For now, the team plans on growing potatoes in a simulated Mars environment here on Earth. They’ll use soil from  Pampas de La Joya Desert in Peru (very similar to that found on Mars) and replicate atmospheric conditions on Mars, which is comprised of 95% carbon dioxide. According to the researchers the jump in CO2 should provide yields two to four times that of a regular grain crop under normal Earth conditions. If this experiment proves successful, then they might get the green light to perform the first ever extraterrestrial farming, on the red planet.

“The idea of growing food for human colonies in space could be a reality very soon.” said Chris McKay, planetary scientist of the NASA Ames research centre.

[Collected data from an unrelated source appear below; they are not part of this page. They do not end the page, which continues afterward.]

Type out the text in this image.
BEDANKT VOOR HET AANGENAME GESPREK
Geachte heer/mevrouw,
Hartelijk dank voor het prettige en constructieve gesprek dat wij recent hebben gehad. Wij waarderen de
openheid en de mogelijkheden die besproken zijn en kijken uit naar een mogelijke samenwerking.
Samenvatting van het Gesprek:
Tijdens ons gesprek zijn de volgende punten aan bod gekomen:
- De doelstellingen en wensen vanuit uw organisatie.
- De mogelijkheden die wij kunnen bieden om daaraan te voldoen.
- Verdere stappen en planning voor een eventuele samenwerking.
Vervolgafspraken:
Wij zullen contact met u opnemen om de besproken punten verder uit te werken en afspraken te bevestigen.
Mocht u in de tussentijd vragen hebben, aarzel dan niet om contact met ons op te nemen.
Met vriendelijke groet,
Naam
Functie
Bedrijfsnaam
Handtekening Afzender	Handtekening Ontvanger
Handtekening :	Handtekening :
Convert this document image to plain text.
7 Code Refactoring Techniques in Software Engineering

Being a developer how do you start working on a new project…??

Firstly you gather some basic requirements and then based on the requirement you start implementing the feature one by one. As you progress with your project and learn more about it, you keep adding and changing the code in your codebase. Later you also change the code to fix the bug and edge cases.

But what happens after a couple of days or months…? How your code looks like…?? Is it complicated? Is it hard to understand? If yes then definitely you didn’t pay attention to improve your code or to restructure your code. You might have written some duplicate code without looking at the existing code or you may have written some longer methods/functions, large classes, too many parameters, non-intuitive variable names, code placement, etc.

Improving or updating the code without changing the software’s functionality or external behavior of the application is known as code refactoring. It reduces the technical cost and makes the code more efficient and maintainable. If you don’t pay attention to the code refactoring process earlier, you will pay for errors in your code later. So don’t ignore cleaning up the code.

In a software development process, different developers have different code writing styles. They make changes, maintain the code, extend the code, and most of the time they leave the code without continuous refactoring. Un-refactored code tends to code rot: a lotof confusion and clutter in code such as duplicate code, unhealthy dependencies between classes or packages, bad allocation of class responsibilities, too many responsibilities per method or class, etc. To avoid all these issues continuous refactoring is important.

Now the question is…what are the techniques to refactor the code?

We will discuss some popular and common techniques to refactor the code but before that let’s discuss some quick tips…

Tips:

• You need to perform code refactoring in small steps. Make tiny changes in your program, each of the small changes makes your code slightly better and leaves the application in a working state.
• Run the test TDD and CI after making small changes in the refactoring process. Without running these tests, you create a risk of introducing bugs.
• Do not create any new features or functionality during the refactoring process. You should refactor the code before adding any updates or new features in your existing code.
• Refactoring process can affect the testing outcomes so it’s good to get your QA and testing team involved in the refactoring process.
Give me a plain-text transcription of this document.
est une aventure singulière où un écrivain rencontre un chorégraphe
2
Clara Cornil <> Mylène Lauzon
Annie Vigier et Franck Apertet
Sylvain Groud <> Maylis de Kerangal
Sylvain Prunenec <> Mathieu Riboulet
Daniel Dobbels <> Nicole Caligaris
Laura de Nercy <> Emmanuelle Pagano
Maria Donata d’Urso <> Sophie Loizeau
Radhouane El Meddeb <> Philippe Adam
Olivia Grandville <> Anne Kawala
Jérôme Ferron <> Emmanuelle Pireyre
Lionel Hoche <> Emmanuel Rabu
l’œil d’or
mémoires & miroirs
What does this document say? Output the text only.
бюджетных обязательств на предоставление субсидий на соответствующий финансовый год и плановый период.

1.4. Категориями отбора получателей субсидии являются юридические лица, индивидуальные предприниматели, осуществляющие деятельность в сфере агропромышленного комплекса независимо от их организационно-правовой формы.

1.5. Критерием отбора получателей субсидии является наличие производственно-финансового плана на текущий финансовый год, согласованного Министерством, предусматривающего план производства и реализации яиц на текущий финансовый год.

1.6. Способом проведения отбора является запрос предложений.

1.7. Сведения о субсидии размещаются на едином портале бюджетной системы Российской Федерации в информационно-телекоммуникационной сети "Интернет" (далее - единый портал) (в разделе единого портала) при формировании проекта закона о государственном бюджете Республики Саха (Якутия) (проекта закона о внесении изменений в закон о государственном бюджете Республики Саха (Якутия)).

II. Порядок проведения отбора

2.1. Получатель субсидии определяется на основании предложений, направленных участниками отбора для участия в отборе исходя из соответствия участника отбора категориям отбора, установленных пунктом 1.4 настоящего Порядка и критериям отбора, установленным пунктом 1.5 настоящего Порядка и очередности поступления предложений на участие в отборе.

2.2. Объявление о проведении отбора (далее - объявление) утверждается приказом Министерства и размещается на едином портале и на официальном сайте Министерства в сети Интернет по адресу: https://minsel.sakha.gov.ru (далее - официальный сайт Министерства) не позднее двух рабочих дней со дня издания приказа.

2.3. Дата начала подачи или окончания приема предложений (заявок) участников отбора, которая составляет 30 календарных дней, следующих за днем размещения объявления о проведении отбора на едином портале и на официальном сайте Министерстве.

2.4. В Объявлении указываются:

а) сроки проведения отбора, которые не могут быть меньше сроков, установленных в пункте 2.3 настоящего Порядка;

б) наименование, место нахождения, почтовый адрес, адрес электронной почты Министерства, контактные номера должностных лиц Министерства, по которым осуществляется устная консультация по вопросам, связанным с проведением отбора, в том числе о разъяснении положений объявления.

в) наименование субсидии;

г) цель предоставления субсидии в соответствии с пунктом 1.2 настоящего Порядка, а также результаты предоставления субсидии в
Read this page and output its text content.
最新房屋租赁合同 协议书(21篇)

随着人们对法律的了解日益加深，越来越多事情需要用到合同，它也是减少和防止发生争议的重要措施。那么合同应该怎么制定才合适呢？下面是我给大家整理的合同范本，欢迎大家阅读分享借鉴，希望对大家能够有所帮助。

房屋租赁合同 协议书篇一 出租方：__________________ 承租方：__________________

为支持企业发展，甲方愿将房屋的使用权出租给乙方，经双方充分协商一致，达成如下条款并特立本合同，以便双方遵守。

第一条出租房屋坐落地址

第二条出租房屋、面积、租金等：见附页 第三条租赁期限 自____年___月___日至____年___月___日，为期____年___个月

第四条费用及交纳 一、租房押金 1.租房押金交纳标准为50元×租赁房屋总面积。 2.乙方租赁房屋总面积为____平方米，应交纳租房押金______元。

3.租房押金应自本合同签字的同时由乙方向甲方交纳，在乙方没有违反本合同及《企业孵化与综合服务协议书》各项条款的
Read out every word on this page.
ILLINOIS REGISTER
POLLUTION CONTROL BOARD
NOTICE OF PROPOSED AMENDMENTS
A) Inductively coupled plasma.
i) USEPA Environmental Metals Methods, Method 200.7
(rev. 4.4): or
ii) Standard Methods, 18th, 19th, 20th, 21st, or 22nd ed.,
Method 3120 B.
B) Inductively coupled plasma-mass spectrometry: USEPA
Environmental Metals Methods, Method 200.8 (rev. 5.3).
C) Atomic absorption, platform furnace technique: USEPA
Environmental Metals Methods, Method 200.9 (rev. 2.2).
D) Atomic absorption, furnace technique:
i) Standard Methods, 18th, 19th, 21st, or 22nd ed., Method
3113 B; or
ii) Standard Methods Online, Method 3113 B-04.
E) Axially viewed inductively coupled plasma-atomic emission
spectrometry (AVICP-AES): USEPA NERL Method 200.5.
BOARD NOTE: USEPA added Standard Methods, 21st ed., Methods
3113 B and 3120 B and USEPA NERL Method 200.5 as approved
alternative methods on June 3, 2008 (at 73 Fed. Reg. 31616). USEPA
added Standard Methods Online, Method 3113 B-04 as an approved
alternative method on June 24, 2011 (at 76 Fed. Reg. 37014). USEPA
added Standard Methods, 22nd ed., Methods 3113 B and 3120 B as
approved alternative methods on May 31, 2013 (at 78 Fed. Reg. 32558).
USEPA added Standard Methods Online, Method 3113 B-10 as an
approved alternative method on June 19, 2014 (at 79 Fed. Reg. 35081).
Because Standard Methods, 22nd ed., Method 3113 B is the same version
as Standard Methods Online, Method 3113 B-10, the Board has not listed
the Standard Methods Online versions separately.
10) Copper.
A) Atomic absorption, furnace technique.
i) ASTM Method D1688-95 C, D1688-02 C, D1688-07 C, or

Will humans or robots start farming potatoes on Mars anytime soon? My guess is no, because there’s no reason to – not for the same reasons evoked by NASA or CIP, at least. If you’re growing potatoes on Mars and these actually are edible, then you still need to perform additional tests here on Earth. I frankly can’t see any point in farming radioactive potatoes and spending hundreds of millions at least in the process, when you can do it very well here on Earth.  Considering the whole project is led by  Will Rust, the Creative Director of Memac Ogilvy Dubai aka an advertising guy, this whole project stinks of a publicity stunt. Well, kudos. Raising awareness on malnutrition and the perils posed by climate change to the global food supply is an important mission. Riding a publicity wave around a Hollywood blockbuster might not be the best course of action, though. What happens two years from now when nobody remembers this movie and NASA asks for funding to grow ‘taters on a wasteland 54.6 million kilometers away?